Thursday, June 10, 2010

To my Future Son, on his 16th Birthday...

Dear Son,

I know that you have not always agreed with the way in which I have raised you. I know that we often argue about curfews, clothes, money, girls, etc. I know that I am not the cool mother in the neighborhood. I have heard the comments about Mrs. ---- being, well, let's just say I've heard the names they call me, but that's okay, because at the end of the day, you are my child, and I love you, and you are my responsibility.

On school, education has always been something that has been very important to me. I demand that you do your best, because son, wealth and fame can be taken away from you. Your education is something that no one can ever take away from you. The best way to find a path in the world is by learning as much as you can about the world. You have the world at your fingertips, and a good education will help you grasp it.

On cell phones, I have not given you a cell phone for this reason. I know where you are suppose to be, and I expect you to be there. If you are not where I expect you to be, not having a cell phone would be the least of your problems. I know your schedule, and you know mine. Your school has a phone, as does mine. I pick you up from school, where else would you be? As I move from being your chauffeur, I will give you a cell phone. It had better be on (except during school hours), and you better answer when I call. Oh, and if you lose it, it is stolen, or the principal takes it from you, you will work to buy the next :)

On computers and television, I don't let you have these things in your bedroom. Why? The bedroom is for sleeping and studying, period. I want to see what you are doing on the computer, and I want to know what you are watching. I want to know what video games you are playing. I will not apologize for that. I understand that you feel the need for privacy, and that is why there is a door on the bathroom.

On clothes, I have worked hard to make sure you have always had nice clothes to wear, but it's not just about how much you pay for it; it's how you wear it. What difference does it make if you pay $5000 for an outfit, and you still look like a $5 fool? I make you wear your clothes properly, because I want you to become a professional. Whether you are a professional athlete, doctor, lawyer, or teacher, rightly or wrongly, people judge you based upon your looks.

On music, I realize that you are fan of hip-hop music, and I see you roll your eyes when I make you listen to other types of music. You have to realize that there are many types of people with many types of interests in the world. You are going to have to interact with these people. You should appreciate all kinds of music. You don't have to like it all. I personally don't care for hip-hop, but I appreciate good hip-hop music with meaning and a message.

On alcohol, I know that teenagers drink. I'm a teacher. I hear the stories. I don't allow you to drink for the same reason I don't. I have seen what alcohol can to people. Your late grandfather was an alcoholic, as was one of your great uncles and your great grandfather. I lost a best friend to a drunk driver. I lost a student to a drunk driver. When you are 21, if you decide you want to drink, I hope you will be responsible enough not to get drunk, but if you do, be responsible enough to give someone your keys, call a cab, or call me.

On girls. Son, girls are not "bitches" and "hoes." Even if they have the reputation for it, I do not want to hear those words come from your mouth. There have been many strong women in my life, black and white, and I will not have a son who degrades women. When you fall in love, don't fall in love with a girl simply because she's pretty, the color of her skin, or the contents of her pocketbook. I want you to look at the whole person. Because no matter how pretty the package may be, it may be disguising a rotten core.

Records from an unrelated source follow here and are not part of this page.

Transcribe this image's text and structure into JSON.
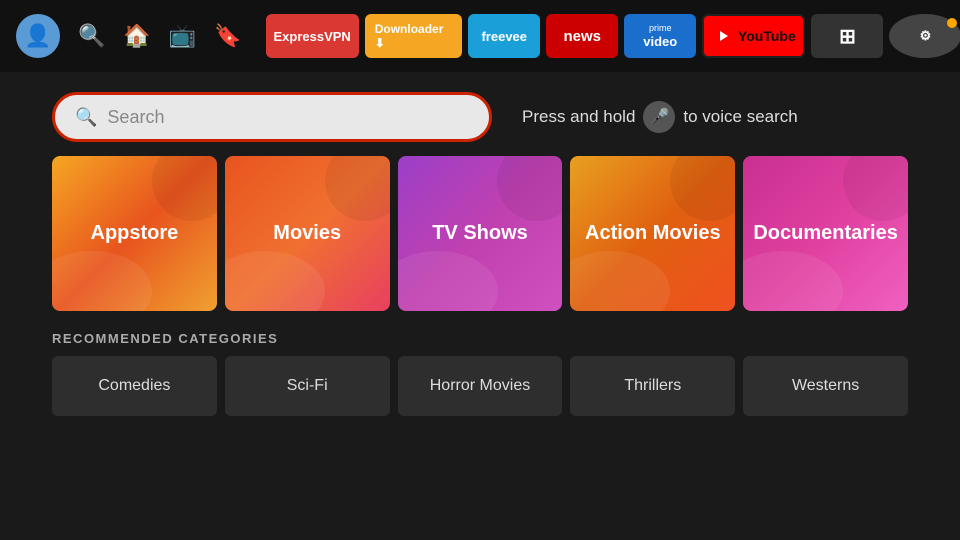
{
  "nav": {
    "avatar_icon": "👤",
    "icons": [
      "🔍",
      "🏠",
      "📺",
      "🔖"
    ],
    "apps": [
      {
        "label": "ExpressVPN",
        "class": "app-expressvpn",
        "name": "expressvpn-button"
      },
      {
        "label": "Downloader ⬇",
        "class": "app-downloader",
        "name": "downloader-button"
      },
      {
        "label": "freevee",
        "class": "app-freevee",
        "name": "freevee-button"
      },
      {
        "label": "news",
        "class": "app-news",
        "name": "news-button"
      },
      {
        "label": "prime video",
        "class": "app-prime",
        "name": "prime-video-button"
      },
      {
        "label": "YouTube",
        "class": "app-youtube",
        "name": "youtube-button"
      }
    ],
    "grid_icon": "⊞",
    "settings_icon": "⚙"
  },
  "search": {
    "placeholder": "Search",
    "voice_hint_prefix": "Press and hold",
    "voice_hint_suffix": "to voice search"
  },
  "categories": [
    {
      "label": "Appstore",
      "class": "card-appstore",
      "name": "appstore-card"
    },
    {
      "label": "Movies",
      "class": "card-movies",
      "name": "movies-card"
    },
    {
      "label": "TV Shows",
      "class": "card-tvshows",
      "name": "tvshows-card"
    },
    {
      "label": "Action Movies",
      "class": "card-action",
      "name": "action-movies-card"
    },
    {
      "label": "Documentaries",
      "class": "card-documentaries",
      "name": "documentaries-card"
    }
  ],
  "recommended": {
    "title": "RECOMMENDED CATEGORIES",
    "items": [
      {
        "label": "Comedies",
        "name": "comedies-rec"
      },
      {
        "label": "Sci-Fi",
        "name": "scifi-rec"
      },
      {
        "label": "Horror Movies",
        "name": "horror-movies-rec"
      },
      {
        "label": "Thrillers",
        "name": "thrillers-rec"
      },
      {
        "label": "Westerns",
        "name": "westerns-rec"
      }
    ]
  }
}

On the n-word. I realize that your friends, even some of my friends, use that word. I don't. I don't because of my grandmother who was served out of the back door of restaurants because of the color of her skin. I don't because she could help raise white kids, but her children couldn't go to school with them. I don't because, I've been called that word out of hatred and ignorance. I don't because of people, like Denise McNair, Addie Mae Collins, Carole Robertson, Cynthia Wesley, Ben Chester White, and Vernon Dahmer, and many others who gave their lives so you and your friends could have a better one. I don't, and you won't in my presence.

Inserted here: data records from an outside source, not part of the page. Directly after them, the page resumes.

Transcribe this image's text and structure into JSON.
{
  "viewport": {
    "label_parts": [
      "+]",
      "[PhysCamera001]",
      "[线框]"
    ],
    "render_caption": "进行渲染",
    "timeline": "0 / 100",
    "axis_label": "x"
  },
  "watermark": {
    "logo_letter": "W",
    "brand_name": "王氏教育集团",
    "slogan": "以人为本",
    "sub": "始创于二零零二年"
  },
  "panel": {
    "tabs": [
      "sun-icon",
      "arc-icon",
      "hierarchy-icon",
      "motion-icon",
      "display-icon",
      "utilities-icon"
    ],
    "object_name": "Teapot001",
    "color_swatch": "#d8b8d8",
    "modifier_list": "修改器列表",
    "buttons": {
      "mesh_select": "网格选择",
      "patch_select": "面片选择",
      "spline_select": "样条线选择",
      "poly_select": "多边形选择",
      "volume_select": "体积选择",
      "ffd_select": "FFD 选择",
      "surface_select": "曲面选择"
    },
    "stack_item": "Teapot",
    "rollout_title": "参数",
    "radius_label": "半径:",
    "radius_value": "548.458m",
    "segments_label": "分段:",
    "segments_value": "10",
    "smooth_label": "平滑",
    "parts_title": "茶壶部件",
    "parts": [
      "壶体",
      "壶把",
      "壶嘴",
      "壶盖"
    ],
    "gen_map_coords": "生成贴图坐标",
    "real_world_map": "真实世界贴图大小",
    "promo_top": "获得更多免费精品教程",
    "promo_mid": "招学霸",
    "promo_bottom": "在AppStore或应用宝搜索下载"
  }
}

There are so many other things I have to tell you, but I mostly want to say that I love you. I am overprotective, because I love you. I am mean and strict, because I love you. I am not your "friend," because you are my child and I love you. I am all of these things because there is only one of you. I can never replace you, nor would I want to. I want you to grow to be a responsible man. I want you to think before you speak. I want you to be a gentleman, who will open and hold a door for a woman even if she is rude to you. I want you to be a man...

Love,
Mom

1 comment:

  1. I hope your future son truly appreciates what a wonderful mom he will have. My son has already started to hear many of the things in this letter and will hear many more.